The head of South Korea’s largest business group Samsung said yesterday that he was “ashamed” and would accept the results of an ongoing probe into corruption allegations.
Samsung chairman Lee Kun-hee apparently softened his stance after undergoing 11 hours of intense questioning which lasted into early yesterday at a special prosecutor’s office.
“I feel deeply ashamed before the people for causing this disturbance over the Samsung issue,” he told journalists as he was leaving special prosecutor Cho Joon-woong’s office. “I will humbly accept the results of the special probe and do my best not to let this kind of thing happen again.
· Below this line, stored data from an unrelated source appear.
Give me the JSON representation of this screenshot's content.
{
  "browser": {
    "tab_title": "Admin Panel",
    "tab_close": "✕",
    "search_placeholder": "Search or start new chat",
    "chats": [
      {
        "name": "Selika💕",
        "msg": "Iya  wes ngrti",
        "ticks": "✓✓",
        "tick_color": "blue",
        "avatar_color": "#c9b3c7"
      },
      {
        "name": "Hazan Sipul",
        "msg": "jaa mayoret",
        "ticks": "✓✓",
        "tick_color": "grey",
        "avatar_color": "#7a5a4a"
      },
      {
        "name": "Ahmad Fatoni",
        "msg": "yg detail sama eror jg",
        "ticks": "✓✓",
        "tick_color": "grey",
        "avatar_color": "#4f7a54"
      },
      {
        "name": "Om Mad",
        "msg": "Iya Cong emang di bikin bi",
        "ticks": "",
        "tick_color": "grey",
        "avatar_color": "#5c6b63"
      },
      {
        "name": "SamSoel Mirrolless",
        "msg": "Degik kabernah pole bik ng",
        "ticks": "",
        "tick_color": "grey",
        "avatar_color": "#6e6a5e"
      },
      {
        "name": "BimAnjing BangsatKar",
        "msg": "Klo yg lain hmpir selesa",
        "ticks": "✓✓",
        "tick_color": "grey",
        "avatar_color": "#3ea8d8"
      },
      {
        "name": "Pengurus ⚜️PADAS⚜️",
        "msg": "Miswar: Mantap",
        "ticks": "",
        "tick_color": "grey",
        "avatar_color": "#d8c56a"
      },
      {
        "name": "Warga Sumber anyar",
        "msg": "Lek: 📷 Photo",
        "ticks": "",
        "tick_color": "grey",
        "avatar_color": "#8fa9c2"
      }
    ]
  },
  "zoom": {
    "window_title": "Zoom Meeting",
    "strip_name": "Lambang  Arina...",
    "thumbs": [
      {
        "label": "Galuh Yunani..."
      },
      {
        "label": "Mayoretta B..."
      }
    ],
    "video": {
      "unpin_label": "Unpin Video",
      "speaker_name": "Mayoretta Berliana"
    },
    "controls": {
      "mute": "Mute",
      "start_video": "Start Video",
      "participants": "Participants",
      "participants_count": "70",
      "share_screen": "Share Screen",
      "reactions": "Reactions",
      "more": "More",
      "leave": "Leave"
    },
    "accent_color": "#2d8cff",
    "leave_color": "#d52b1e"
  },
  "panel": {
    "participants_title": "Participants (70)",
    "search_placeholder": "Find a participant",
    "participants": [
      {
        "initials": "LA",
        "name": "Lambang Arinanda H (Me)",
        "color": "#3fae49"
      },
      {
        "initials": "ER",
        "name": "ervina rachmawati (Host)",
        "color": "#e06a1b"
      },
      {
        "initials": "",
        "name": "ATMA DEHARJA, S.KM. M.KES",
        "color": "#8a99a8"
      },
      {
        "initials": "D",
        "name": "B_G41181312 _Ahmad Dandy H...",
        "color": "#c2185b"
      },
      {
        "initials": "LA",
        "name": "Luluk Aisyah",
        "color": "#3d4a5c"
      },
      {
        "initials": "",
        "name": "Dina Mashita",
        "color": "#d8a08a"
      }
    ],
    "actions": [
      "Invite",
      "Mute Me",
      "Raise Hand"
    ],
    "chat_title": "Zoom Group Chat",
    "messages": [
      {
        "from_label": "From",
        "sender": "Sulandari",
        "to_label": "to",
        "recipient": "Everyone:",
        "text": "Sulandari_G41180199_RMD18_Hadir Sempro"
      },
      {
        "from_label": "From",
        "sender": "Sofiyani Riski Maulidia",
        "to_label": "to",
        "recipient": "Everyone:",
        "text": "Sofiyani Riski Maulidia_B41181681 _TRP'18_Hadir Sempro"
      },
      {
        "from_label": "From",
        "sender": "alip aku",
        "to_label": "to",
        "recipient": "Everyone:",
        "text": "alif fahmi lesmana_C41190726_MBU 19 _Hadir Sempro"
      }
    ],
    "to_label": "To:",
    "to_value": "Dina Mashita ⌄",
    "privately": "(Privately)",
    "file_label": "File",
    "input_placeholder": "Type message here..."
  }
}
I should be blamed and held responsible for all these things.”
When he appeared for questioning on Friday, Lee had flatly rejected allegations that the group had raised millions of dollars of bribery slush funds and that he had illegally helped transfer control of the group to his son, Lee Jae-yong.
He also angrily rejected a suggestion that his group was now being seen by the public as a crime ring, blaming the media that “passed on such things.”
But when he was leaving the office, he appeared to concede that the group might have committed some wrongs.
“Some points, maybe. But not 100 percent,” Lee said when asked by journalists whether he agreed that allegations about massive slush funds, the illicit transfer of control of the group to his son and bribery were true.
The questioning of the 66-year-old business tycoon capped the probe which began in January.
Parliament voted to set up the independent probe into claims by the group’s former chief lawyer that it created a slush fund totalling 200 billion won (US$197 million) to bribe government officials and politicians.
Investigators have asked South Korean President Lee Myung-bak to extend their mandate until April 23.
“It would be correct to say we are in the wrap-up stage,” said Yun Jung-sok, a spokesman for the special prosecutor.